Quizás sean diferentes lados del mismo poliedro. Por una parte, el deseo de seguridad, la inseguridad de la identidad perdida que se convierte en rechazo del migrante, del extranjero. Y el sueño y la violencia de los muros. Por otra el deseo de paternidad, la inseguridad de una identidad que sin hijos se considera infecunda. Y el sueño y la violencia de un mercado en el que se puedan comprar y alquilar vientres para una maternidad de otro modo imposible.

El Congreso del PP que se celebra en Madrid el próximo fin de semana ha desatado la polémica sobre lo que eufemísticamente se llama la “maternidad subrogada”. En España está prohibida. Pero un niño nacido fuera, a resultas de uno de estos contratos, puede ser inscrito en el registro de nuestro país como hijo de los “contratantes”. Eso ha provocado un fenómeno frecuente de “turismo reproductivo”.

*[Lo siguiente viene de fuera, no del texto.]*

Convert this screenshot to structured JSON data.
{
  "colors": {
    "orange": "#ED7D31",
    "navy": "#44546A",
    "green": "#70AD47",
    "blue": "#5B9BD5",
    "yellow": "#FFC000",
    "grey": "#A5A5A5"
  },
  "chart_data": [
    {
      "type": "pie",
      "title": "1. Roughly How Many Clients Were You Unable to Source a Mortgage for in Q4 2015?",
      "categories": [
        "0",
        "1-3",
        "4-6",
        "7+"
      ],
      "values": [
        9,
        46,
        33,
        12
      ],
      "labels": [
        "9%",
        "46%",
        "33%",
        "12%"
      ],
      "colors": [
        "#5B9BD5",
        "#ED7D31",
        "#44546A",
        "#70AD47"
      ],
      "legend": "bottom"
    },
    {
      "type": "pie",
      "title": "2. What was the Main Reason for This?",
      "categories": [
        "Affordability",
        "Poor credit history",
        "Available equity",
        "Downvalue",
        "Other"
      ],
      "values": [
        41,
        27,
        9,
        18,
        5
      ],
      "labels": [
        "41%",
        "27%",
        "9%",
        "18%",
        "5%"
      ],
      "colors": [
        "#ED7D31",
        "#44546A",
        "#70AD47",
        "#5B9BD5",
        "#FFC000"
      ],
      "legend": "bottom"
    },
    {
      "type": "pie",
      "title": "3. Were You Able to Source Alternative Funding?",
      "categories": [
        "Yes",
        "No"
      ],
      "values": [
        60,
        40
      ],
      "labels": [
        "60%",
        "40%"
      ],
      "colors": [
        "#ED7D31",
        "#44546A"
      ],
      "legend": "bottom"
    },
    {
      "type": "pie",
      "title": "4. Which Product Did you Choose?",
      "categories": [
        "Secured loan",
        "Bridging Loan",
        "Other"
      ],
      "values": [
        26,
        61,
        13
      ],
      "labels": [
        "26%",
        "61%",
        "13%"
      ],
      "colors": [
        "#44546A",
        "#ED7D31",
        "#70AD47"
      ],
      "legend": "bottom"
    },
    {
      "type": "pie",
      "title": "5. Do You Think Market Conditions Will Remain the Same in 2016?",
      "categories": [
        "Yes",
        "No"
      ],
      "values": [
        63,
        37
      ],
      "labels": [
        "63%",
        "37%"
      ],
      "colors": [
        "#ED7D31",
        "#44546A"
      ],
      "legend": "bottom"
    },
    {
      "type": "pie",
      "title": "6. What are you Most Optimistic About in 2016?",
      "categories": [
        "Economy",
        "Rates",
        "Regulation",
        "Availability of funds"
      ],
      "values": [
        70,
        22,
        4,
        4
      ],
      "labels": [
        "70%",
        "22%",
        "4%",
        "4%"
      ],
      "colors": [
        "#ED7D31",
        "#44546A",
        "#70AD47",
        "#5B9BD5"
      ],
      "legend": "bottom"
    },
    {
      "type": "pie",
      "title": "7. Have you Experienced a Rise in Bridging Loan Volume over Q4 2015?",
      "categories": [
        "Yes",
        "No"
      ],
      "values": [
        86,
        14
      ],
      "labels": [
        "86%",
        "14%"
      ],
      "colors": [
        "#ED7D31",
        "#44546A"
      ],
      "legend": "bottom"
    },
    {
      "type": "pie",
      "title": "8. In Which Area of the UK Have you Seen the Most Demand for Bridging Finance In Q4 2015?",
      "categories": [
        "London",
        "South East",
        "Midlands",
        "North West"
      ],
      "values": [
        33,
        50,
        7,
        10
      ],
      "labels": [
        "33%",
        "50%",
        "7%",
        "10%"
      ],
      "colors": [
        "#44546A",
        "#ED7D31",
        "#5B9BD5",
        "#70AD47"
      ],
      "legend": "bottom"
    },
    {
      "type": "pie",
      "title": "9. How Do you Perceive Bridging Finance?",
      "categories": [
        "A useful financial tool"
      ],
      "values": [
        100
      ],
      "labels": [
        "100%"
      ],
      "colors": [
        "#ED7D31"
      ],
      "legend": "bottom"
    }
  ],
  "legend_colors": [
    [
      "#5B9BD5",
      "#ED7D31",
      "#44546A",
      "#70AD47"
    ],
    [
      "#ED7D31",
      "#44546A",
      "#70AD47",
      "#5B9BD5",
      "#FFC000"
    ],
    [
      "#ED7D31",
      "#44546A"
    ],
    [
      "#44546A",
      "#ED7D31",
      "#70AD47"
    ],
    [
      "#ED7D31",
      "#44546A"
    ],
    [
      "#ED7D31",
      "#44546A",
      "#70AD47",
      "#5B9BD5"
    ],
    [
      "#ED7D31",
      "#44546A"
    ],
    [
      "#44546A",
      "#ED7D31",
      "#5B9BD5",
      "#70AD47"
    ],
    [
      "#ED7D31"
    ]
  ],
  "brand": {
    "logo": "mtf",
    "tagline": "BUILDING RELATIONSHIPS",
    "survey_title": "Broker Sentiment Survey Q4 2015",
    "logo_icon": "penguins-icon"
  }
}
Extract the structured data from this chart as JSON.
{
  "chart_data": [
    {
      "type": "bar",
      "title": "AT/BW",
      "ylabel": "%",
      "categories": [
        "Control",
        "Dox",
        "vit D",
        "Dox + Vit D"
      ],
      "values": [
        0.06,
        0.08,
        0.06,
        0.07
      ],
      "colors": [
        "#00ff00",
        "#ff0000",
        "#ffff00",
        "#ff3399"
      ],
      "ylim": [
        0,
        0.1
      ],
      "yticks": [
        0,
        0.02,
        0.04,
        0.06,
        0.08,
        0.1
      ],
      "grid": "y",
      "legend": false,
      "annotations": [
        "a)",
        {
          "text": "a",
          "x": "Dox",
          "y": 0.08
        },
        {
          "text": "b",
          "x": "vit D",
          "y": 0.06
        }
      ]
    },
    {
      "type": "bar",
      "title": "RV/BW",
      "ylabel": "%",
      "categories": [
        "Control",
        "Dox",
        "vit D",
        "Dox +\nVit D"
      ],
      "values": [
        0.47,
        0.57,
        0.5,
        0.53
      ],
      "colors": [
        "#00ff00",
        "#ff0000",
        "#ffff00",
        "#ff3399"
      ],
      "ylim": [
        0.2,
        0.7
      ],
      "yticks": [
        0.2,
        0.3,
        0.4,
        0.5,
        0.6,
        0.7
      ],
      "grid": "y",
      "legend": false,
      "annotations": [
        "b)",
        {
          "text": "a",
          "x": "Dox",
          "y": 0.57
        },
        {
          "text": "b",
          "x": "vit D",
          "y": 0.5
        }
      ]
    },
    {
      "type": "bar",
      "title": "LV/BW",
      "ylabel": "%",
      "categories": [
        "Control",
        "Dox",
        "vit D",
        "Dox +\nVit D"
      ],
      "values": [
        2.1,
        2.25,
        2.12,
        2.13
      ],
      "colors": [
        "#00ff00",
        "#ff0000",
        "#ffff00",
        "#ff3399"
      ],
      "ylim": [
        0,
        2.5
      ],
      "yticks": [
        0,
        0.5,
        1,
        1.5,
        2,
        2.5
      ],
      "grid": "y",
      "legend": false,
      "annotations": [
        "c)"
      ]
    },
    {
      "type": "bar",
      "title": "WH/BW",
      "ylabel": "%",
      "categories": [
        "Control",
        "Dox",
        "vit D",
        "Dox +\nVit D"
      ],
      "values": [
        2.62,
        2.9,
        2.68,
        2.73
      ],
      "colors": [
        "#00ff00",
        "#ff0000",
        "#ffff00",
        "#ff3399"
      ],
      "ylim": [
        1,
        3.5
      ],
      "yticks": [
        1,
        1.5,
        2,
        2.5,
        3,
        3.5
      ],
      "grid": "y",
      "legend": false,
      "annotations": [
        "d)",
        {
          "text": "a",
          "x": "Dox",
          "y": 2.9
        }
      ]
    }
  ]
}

Lo último que hubieran querido los dirigentes del PP es que este tema entrara en la agenda del Congreso de un centro-derecha que, a pesar de los vetos, ha conseguido gobernar. De hecho, en la ponencia social no se mencionaba. Pero el debate es irrefrenable. El más que posible sucesor de Rajoy, Núñez Feijoo, se ha mostrado dispuesto a que los vientres de alquiler se regulen. Un muy disminuido sector del partido reclama una discusión abierta y critica que la formación pueda lanzar un mensaje de aprobación. Los líderes pro-vida se han movilizado. Aunque en la España de 2017, paraíso de los nuevos derechos, ya nada es como antes. Uno de los exponentes de ese movimiento preguntaba estos días en privado: “Pero, ¿cómo podemos explicarle a alguien que quiere tener hijos y no puede que su deseo no está por encima de la dignidad de una madre?”. No es fácil. La pregunta es severa. Muchas razones se han quedado viejas.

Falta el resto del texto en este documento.